If I have done better than others, it is because I have stood on the shoulders of, uh, ogres at least.
I've gotten two morals from this. The good moral is 'Even if you have no idea what is going on, you can still data science at something.'
The bad moral is 'When in doubt, crib other people's notes (only be sure always to call it please 'research').'
Replies from: aphyer, Alumium↑ comment by aphyer · 2021-10-06T23:27:47.292Z · LW(p) · GW(p)
I think you're selling yourself a bit short here. You say that you 'only dropped the Nightmare due to Maxwell Peterson' - but Maxwell himself included the Nightmare on his PVP team!
Only two people submitted PVP teams without the Nightmare on them. One of them was you, and the other was using an analysis he didn't understand that led to him including Oil Ooze on his team for no reason he can discern even after the fact. (Sorry, simon).
If you managed to read through other people's findings and get more use out of them than those people themselves did, I think that leads to a well-deserved victory.
comment by SarahNibs (GuySrinivasan) · 2021-10-05T20:18:05.378Z · LW(p) · GW(p)
I was fairly surprised my PvE team did so well. Why did my heuristics basically work?
How well do individuals do? Multiply. How well do teams do, relative to the product of their members? How well do individuals on a team do against the known opponents, pairwise?
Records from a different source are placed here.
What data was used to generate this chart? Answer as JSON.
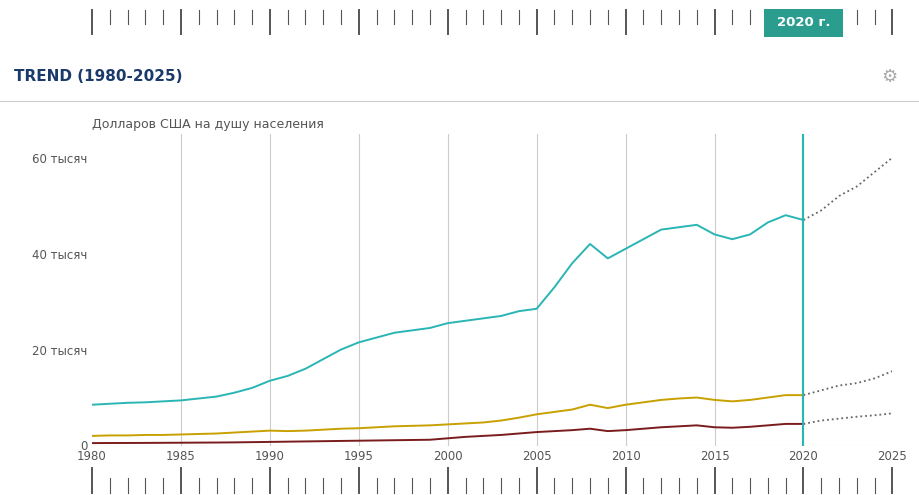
{
  "title": "TREND (1980-2025)",
  "ylabel": "Долларов США на душу населения",
  "year_start": 1980,
  "year_end": 2025,
  "vline_year": 2020,
  "vline_label": "2020 г.",
  "vgrid_years": [
    1985,
    1990,
    1995,
    2000,
    2005,
    2010,
    2015,
    2020
  ],
  "yticks": [
    0,
    20000,
    40000,
    60000
  ],
  "ytick_labels": [
    "0",
    "20 тысяч",
    "40 тысяч",
    "60 тысяч"
  ],
  "xticks": [
    1980,
    1985,
    1990,
    1995,
    2000,
    2005,
    2010,
    2015,
    2020,
    2025
  ],
  "bg_color": "#ffffff",
  "line_teal_color": "#2ab5b5",
  "line_gold_color": "#c8a000",
  "line_dark_red_color": "#7a1c1c",
  "dotted_color": "#666666",
  "vline_color": "#2ab5b5",
  "vline_label_bg": "#2a9d8f",
  "vline_label_fg": "#ffffff",
  "grid_color": "#cccccc",
  "ruler_color": "#555555",
  "title_color": "#1a3a6b",
  "text_color": "#555555",
  "gear_color": "#aaaaaa",
  "ylim": [
    0,
    65000
  ],
  "xlim": [
    1980,
    2025
  ],
  "teal_data": {
    "years": [
      1980,
      1981,
      1982,
      1983,
      1984,
      1985,
      1986,
      1987,
      1988,
      1989,
      1990,
      1991,
      1992,
      1993,
      1994,
      1995,
      1996,
      1997,
      1998,
      1999,
      2000,
      2001,
      2002,
      2003,
      2004,
      2005,
      2006,
      2007,
      2008,
      2009,
      2010,
      2011,
      2012,
      2013,
      2014,
      2015,
      2016,
      2017,
      2018,
      2019,
      2020
    ],
    "values": [
      8500,
      8700,
      8900,
      9000,
      9200,
      9400,
      9800,
      10200,
      11000,
      12000,
      13500,
      14500,
      16000,
      18000,
      20000,
      21500,
      22500,
      23500,
      24000,
      24500,
      25500,
      26000,
      26500,
      27000,
      28000,
      28500,
      33000,
      38000,
      42000,
      39000,
      41000,
      43000,
      45000,
      45500,
      46000,
      44000,
      43000,
      44000,
      46500,
      48000,
      47000
    ],
    "dot_years": [
      2020,
      2021,
      2022,
      2023,
      2024,
      2025
    ],
    "dot_values": [
      47000,
      49000,
      52000,
      54000,
      57000,
      60000
    ]
  },
  "gold_data": {
    "years": [
      1980,
      1981,
      1982,
      1983,
      1984,
      1985,
      1986,
      1987,
      1988,
      1989,
      1990,
      1991,
      1992,
      1993,
      1994,
      1995,
      1996,
      1997,
      1998,
      1999,
      2000,
      2001,
      2002,
      2003,
      2004,
      2005,
      2006,
      2007,
      2008,
      2009,
      2010,
      2011,
      2012,
      2013,
      2014,
      2015,
      2016,
      2017,
      2018,
      2019,
      2020
    ],
    "values": [
      2000,
      2100,
      2100,
      2200,
      2200,
      2300,
      2400,
      2500,
      2700,
      2900,
      3100,
      3000,
      3100,
      3300,
      3500,
      3600,
      3800,
      4000,
      4100,
      4200,
      4400,
      4600,
      4800,
      5200,
      5800,
      6500,
      7000,
      7500,
      8500,
      7800,
      8500,
      9000,
      9500,
      9800,
      10000,
      9500,
      9200,
      9500,
      10000,
      10500,
      10500
    ],
    "dot_years": [
      2020,
      2021,
      2022,
      2023,
      2024,
      2025
    ],
    "dot_values": [
      10500,
      11500,
      12500,
      13000,
      14000,
      15500
    ]
  },
  "darkred_data": {
    "years": [
      1980,
      1981,
      1982,
      1983,
      1984,
      1985,
      1986,
      1987,
      1988,
      1989,
      1990,
      1991,
      1992,
      1993,
      1994,
      1995,
      1996,
      1997,
      1998,
      1999,
      2000,
      2001,
      2002,
      2003,
      2004,
      2005,
      2006,
      2007,
      2008,
      2009,
      2010,
      2011,
      2012,
      2013,
      2014,
      2015,
      2016,
      2017,
      2018,
      2019,
      2020
    ],
    "values": [
      500,
      520,
      530,
      540,
      560,
      580,
      600,
      620,
      650,
      700,
      750,
      800,
      850,
      900,
      950,
      1000,
      1050,
      1100,
      1150,
      1200,
      1500,
      1800,
      2000,
      2200,
      2500,
      2800,
      3000,
      3200,
      3500,
      3000,
      3200,
      3500,
      3800,
      4000,
      4200,
      3800,
      3700,
      3900,
      4200,
      4500,
      4500
    ],
    "dot_years": [
      2020,
      2021,
      2022,
      2023,
      2024,
      2025
    ],
    "dot_values": [
      4500,
      5200,
      5600,
      6000,
      6300,
      6700
    ]
  }
}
Okay try all teams, combine their "vs opponents" scores with "team coherence" scores, pick the max.
Finding how well teams did relative to how their individuals did let me accidentally pick just from balanced teams; asking how well individuals did against the known opponents got rid of Null and biased towards the 6s, 5s, and 1s. I think Maelstrom (Water 3) probably got on there because the team did really well in the data despite Maelstrom's inclusion, which looked the same to me as Maelstrom synergizing well with the rest of the team.
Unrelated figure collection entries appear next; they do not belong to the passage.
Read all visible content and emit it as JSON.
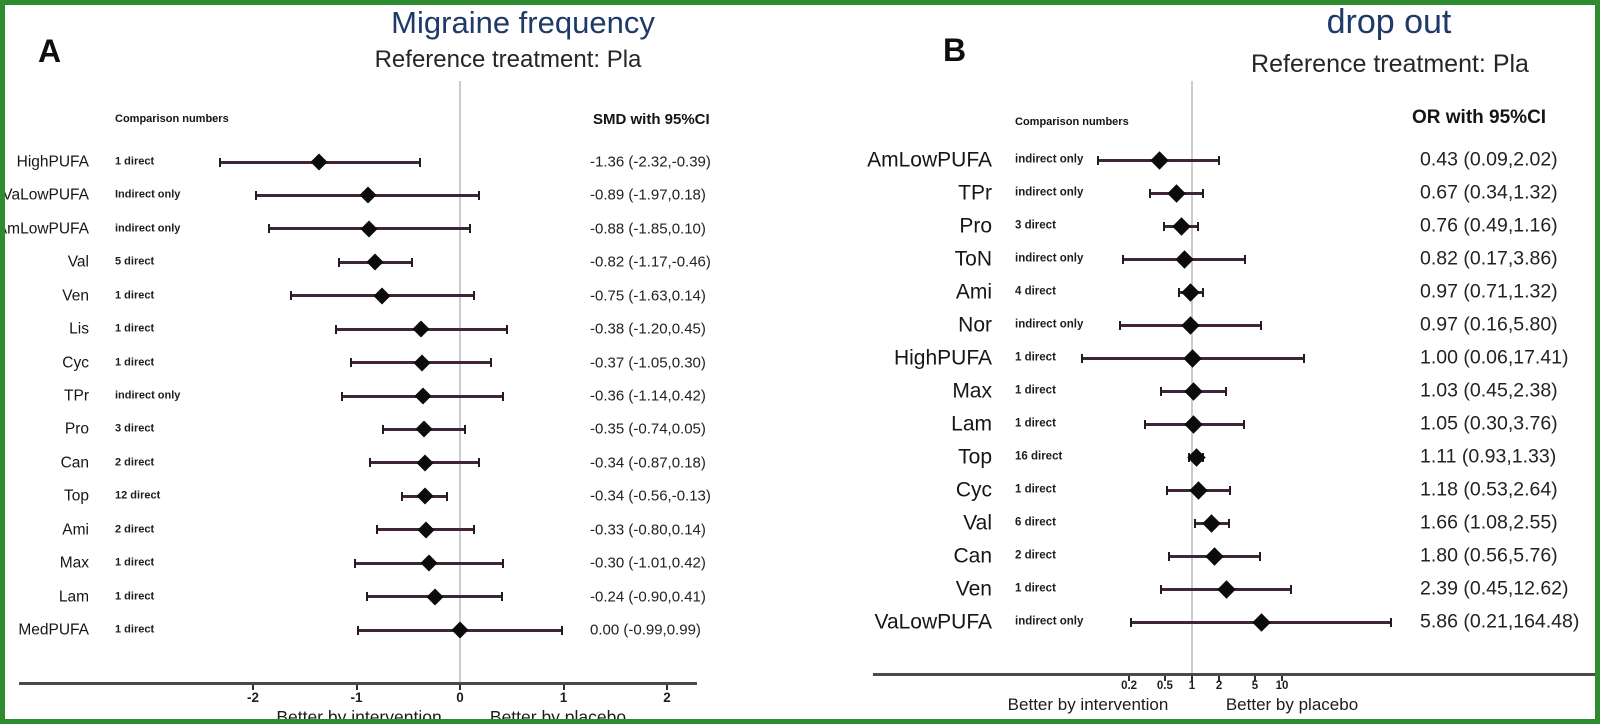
{
  "figure": {
    "border_color": "#2e8b2e",
    "background": "#ffffff"
  },
  "chart_data": [
    {
      "type": "forest",
      "panel_label": "A",
      "title": "Migraine frequency",
      "subtitle": "Reference treatment: Pla",
      "effect_measure": "SMD",
      "columns": {
        "comparison": "Comparison numbers",
        "effect": "SMD with 95%CI"
      },
      "axis": {
        "scale": "linear",
        "ticks": [
          -2,
          -1,
          0,
          1,
          2
        ],
        "tick_labels": [
          "-2",
          "-1",
          "0",
          "1",
          "2"
        ],
        "reference_value": 0,
        "xlim": [
          -2.5,
          2.5
        ]
      },
      "footer": {
        "left": "Better by intervention",
        "right": "Better by placebo"
      },
      "colors": {
        "title": "#1f3a68",
        "ci_line": "#40253a",
        "marker": "#0b0b0b",
        "reference_line": "#cccccc"
      },
      "rows": [
        {
          "treatment": "HighPUFA",
          "comparisons": "1 direct",
          "estimate": -1.36,
          "ci_low": -2.32,
          "ci_high": -0.39,
          "display": "-1.36 (-2.32,-0.39)"
        },
        {
          "treatment": "VaLowPUFA",
          "comparisons": "Indirect only",
          "estimate": -0.89,
          "ci_low": -1.97,
          "ci_high": 0.18,
          "display": "-0.89 (-1.97,0.18)"
        },
        {
          "treatment": "AmLowPUFA",
          "comparisons": "indirect only",
          "estimate": -0.88,
          "ci_low": -1.85,
          "ci_high": 0.1,
          "display": "-0.88 (-1.85,0.10)"
        },
        {
          "treatment": "Val",
          "comparisons": "5 direct",
          "estimate": -0.82,
          "ci_low": -1.17,
          "ci_high": -0.46,
          "display": "-0.82 (-1.17,-0.46)"
        },
        {
          "treatment": "Ven",
          "comparisons": "1 direct",
          "estimate": -0.75,
          "ci_low": -1.63,
          "ci_high": 0.14,
          "display": "-0.75 (-1.63,0.14)"
        },
        {
          "treatment": "Lis",
          "comparisons": "1 direct",
          "estimate": -0.38,
          "ci_low": -1.2,
          "ci_high": 0.45,
          "display": "-0.38 (-1.20,0.45)"
        },
        {
          "treatment": "Cyc",
          "comparisons": "1 direct",
          "estimate": -0.37,
          "ci_low": -1.05,
          "ci_high": 0.3,
          "display": "-0.37 (-1.05,0.30)"
        },
        {
          "treatment": "TPr",
          "comparisons": "indirect only",
          "estimate": -0.36,
          "ci_low": -1.14,
          "ci_high": 0.42,
          "display": "-0.36 (-1.14,0.42)"
        },
        {
          "treatment": "Pro",
          "comparisons": "3 direct",
          "estimate": -0.35,
          "ci_low": -0.74,
          "ci_high": 0.05,
          "display": "-0.35 (-0.74,0.05)"
        },
        {
          "treatment": "Can",
          "comparisons": "2 direct",
          "estimate": -0.34,
          "ci_low": -0.87,
          "ci_high": 0.18,
          "display": "-0.34 (-0.87,0.18)"
        },
        {
          "treatment": "Top",
          "comparisons": "12 direct",
          "estimate": -0.34,
          "ci_low": -0.56,
          "ci_high": -0.13,
          "display": "-0.34 (-0.56,-0.13)"
        },
        {
          "treatment": "Ami",
          "comparisons": "2 direct",
          "estimate": -0.33,
          "ci_low": -0.8,
          "ci_high": 0.14,
          "display": "-0.33 (-0.80,0.14)"
        },
        {
          "treatment": "Max",
          "comparisons": "1 direct",
          "estimate": -0.3,
          "ci_low": -1.01,
          "ci_high": 0.42,
          "display": "-0.30 (-1.01,0.42)"
        },
        {
          "treatment": "Lam",
          "comparisons": "1 direct",
          "estimate": -0.24,
          "ci_low": -0.9,
          "ci_high": 0.41,
          "display": "-0.24 (-0.90,0.41)"
        },
        {
          "treatment": "MedPUFA",
          "comparisons": "1 direct",
          "estimate": 0.0,
          "ci_low": -0.99,
          "ci_high": 0.99,
          "display": "0.00 (-0.99,0.99)"
        }
      ]
    },
    {
      "type": "forest",
      "panel_label": "B",
      "title": "drop out",
      "subtitle": "Reference treatment: Pla",
      "effect_measure": "OR",
      "columns": {
        "comparison": "Comparison numbers",
        "effect": "OR with 95%CI"
      },
      "axis": {
        "scale": "log",
        "ticks": [
          0.2,
          0.5,
          1,
          2,
          5,
          10
        ],
        "tick_labels": [
          "0.2",
          "0.5",
          "1",
          "2",
          "5",
          "10"
        ],
        "reference_value": 1,
        "xlim": [
          0.05,
          200
        ]
      },
      "footer": {
        "left": "Better by intervention",
        "right": "Better by placebo"
      },
      "colors": {
        "title": "#1f3a68",
        "ci_line": "#40253a",
        "marker": "#0b0b0b",
        "reference_line": "#cccccc"
      },
      "rows": [
        {
          "treatment": "AmLowPUFA",
          "comparisons": "indirect only",
          "estimate": 0.43,
          "ci_low": 0.09,
          "ci_high": 2.02,
          "display": "0.43 (0.09,2.02)"
        },
        {
          "treatment": "TPr",
          "comparisons": "indirect only",
          "estimate": 0.67,
          "ci_low": 0.34,
          "ci_high": 1.32,
          "display": "0.67 (0.34,1.32)"
        },
        {
          "treatment": "Pro",
          "comparisons": "3 direct",
          "estimate": 0.76,
          "ci_low": 0.49,
          "ci_high": 1.16,
          "display": "0.76 (0.49,1.16)"
        },
        {
          "treatment": "ToN",
          "comparisons": "indirect only",
          "estimate": 0.82,
          "ci_low": 0.17,
          "ci_high": 3.86,
          "display": "0.82 (0.17,3.86)"
        },
        {
          "treatment": "Ami",
          "comparisons": "4 direct",
          "estimate": 0.97,
          "ci_low": 0.71,
          "ci_high": 1.32,
          "display": "0.97 (0.71,1.32)"
        },
        {
          "treatment": "Nor",
          "comparisons": "indirect only",
          "estimate": 0.97,
          "ci_low": 0.16,
          "ci_high": 5.8,
          "display": "0.97 (0.16,5.80)"
        },
        {
          "treatment": "HighPUFA",
          "comparisons": "1 direct",
          "estimate": 1.0,
          "ci_low": 0.06,
          "ci_high": 17.41,
          "display": "1.00 (0.06,17.41)"
        },
        {
          "treatment": "Max",
          "comparisons": "1 direct",
          "estimate": 1.03,
          "ci_low": 0.45,
          "ci_high": 2.38,
          "display": "1.03 (0.45,2.38)"
        },
        {
          "treatment": "Lam",
          "comparisons": "1 direct",
          "estimate": 1.05,
          "ci_low": 0.3,
          "ci_high": 3.76,
          "display": "1.05 (0.30,3.76)"
        },
        {
          "treatment": "Top",
          "comparisons": "16 direct",
          "estimate": 1.11,
          "ci_low": 0.93,
          "ci_high": 1.33,
          "display": "1.11 (0.93,1.33)"
        },
        {
          "treatment": "Cyc",
          "comparisons": "1 direct",
          "estimate": 1.18,
          "ci_low": 0.53,
          "ci_high": 2.64,
          "display": "1.18 (0.53,2.64)"
        },
        {
          "treatment": "Val",
          "comparisons": "6 direct",
          "estimate": 1.66,
          "ci_low": 1.08,
          "ci_high": 2.55,
          "display": "1.66 (1.08,2.55)"
        },
        {
          "treatment": "Can",
          "comparisons": "2 direct",
          "estimate": 1.8,
          "ci_low": 0.56,
          "ci_high": 5.76,
          "display": "1.80 (0.56,5.76)"
        },
        {
          "treatment": "Ven",
          "comparisons": "1 direct",
          "estimate": 2.39,
          "ci_low": 0.45,
          "ci_high": 12.62,
          "display": "2.39 (0.45,12.62)"
        },
        {
          "treatment": "VaLowPUFA",
          "comparisons": "indirect only",
          "estimate": 5.86,
          "ci_low": 0.21,
          "ci_high": 164.48,
          "display": "5.86 (0.21,164.48)"
        }
      ]
    }
  ]
}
I weighted "individuals vs opposing team" equal to "team synergy"; I wonder if I had left the weights as each individual = each other individual = team synergy, whether that would have correctly axed 2-4s while still axing Null? [tries] Nope, that lets Null in quickly.
Replies from: GuySrinivasan↑ comment by SarahNibs (GuySrinivasan) · 2021-10-05T21:52:35.447Z · LW(p) · GW(p)
Feedback: I liked this one a lot, in theory. I just found myself with less time than I wanted to actually engage. It had a latent structure that was definitely discoverable, but also definitely plenty obfuscated. Even with time constraints the barrier-to-entry was low enough that I could get something nice in pretty quickly. And the differences between individual, team, vs-that-team, and vs-any-team were interesting to mull over.